Selbst als der mehrmonatige harte Lockdown Schanghais und einer Reihe anderer Großstädte das BIP-Wachstum im zweiten Quartal auf gerade einmal 0,4% zusammenschrumpeln ließ, hielt Peking am Wachstumsziel fest. Offiziell galt die Sichtweise, dass sich die Wirtschaft im zweiten Halbjahr wieder aufbäumen würde, obwohl dies die Sichtweise sämtlicher (nicht in Staatsdiensten stehender) China-Ökonomen völlig konterkarierte.

Zwar konnte die chinesische Industrieproduktion aufgrund drakonischer Internierungsmaßnahmen von Fabrikarbeitern und Angestellten auch über die Lockdown-Phasen hinweg einigermaßen aufrechterhalten werden, mit einem Wachstum des Industrieoutputs von 3,6% im zurückliegenden Jahr schnitt man dennoch wesentlich schlechter ab als 2021 (+9,6%) und vor der Pandemie. Demgegenüber ist der Binnenkonsum wegen der anhaltenden Corona-Restriktionen völlig verkümmert. So sind die Einzelhandelsumsätze als Schlüsselindikator für die Entwicklung der Konsumausgaben im vergangenen Jahr um 0,2% geschrumpft, während sie 2021 noch um 12,5% und vor der Pandemie um etwa 8% geklettert waren.

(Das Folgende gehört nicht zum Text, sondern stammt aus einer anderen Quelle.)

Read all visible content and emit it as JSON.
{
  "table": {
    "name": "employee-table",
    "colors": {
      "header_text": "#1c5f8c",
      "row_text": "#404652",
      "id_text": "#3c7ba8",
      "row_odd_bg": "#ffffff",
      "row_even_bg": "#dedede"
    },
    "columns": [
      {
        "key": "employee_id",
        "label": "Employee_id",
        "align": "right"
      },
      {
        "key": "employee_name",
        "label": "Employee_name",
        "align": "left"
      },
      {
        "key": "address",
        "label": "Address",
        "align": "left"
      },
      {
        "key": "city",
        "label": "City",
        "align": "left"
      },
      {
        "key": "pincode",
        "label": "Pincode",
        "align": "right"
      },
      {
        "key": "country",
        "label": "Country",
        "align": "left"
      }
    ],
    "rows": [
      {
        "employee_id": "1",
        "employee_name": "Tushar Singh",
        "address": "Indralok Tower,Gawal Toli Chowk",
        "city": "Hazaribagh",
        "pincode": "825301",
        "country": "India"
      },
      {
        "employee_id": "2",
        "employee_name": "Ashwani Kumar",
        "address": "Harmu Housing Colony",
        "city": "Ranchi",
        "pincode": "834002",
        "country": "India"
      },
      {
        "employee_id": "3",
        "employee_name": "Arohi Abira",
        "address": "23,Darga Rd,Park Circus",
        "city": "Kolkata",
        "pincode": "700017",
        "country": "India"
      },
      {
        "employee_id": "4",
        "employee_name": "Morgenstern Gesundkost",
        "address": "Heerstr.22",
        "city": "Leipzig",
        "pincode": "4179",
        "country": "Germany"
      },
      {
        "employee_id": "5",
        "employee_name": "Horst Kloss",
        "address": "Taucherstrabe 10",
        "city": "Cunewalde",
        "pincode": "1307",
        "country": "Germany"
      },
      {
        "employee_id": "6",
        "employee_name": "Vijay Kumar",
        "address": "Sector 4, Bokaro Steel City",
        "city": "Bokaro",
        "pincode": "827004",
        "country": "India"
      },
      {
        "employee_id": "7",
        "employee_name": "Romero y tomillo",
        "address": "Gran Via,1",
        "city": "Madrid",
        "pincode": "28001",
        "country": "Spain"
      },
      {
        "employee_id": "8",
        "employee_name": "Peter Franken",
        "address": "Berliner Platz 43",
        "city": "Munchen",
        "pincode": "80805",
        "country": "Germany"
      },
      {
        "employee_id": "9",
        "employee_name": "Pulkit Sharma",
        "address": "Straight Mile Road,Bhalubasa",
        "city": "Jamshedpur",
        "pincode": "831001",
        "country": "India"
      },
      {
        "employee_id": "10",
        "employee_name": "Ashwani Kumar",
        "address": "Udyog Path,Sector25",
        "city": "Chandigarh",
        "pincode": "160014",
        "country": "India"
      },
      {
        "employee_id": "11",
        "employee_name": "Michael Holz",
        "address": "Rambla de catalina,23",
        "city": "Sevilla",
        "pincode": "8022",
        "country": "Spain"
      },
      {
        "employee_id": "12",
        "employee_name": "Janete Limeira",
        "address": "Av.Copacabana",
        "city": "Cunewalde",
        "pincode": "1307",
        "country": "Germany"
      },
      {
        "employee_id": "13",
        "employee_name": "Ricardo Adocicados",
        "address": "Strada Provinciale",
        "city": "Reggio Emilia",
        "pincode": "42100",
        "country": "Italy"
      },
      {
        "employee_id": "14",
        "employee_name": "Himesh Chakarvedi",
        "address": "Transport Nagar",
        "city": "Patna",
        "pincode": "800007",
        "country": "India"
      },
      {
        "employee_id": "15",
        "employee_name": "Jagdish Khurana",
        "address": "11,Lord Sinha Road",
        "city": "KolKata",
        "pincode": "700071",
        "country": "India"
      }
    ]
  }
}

Chinas Außenhandel hatte über weite Strecken des vergangenen Jahres wegen der immer noch strammen Zuwachsraten bei den Exporten einen wichtigen Beitrag zur Stabilisierung der Wirtschaft geleistet. Für das Gesamtjahr 2022 wurde hier zwar ein immer noch ansehnlicher Anstieg von 10,5% gemessen. Tatsächlich aber hat die chinesische Exportwirtschaft seit Herbst an Schwung eingebüßt. Dies liegt vor allem daran, dass die Nachfrage in den USA und den ebenfalls unter hoher Inflation ächzenden europäischen Ländern zuletzt rückläufig war und sich auch während der ersten Jahreshälfte 2023 nicht signifikant erholen dürfte.

Im neuen Jahr ist in jedem Fall damit zu rechnen, dass der Außenhandel keinen signifikanten Beitrag zum chinesischen BIP-Wachstum leisten und möglicherweise sogar einen Abzugsfaktor darstellen wird. Demgegenüber ist nach dem abrupten Wechsel der chinesischen Coronapolitik und der spontanen Aufhebung aller Restriktionen mit einer Belebung der Industrieproduktion und des Konsum zu rechnen. Allerdings steht die mit der Lockerung des Corona-Kontrollregimes verbundene massive Ansteckungs- und auch Sterbewelle der letzten Wochen einer raschen Erholung des Konsumvertrauens entgegen.

Zwar dürfte nach Einschätzung von China-Ökonomen das BIP-Wachstum für 2023 deutlich über 4% liegen, allerdings gilt es als keineswegs gesichert, dass China wieder zu präpandemischen Wachstumsraten in einer Größenordnung von 6% zurückfinden kann.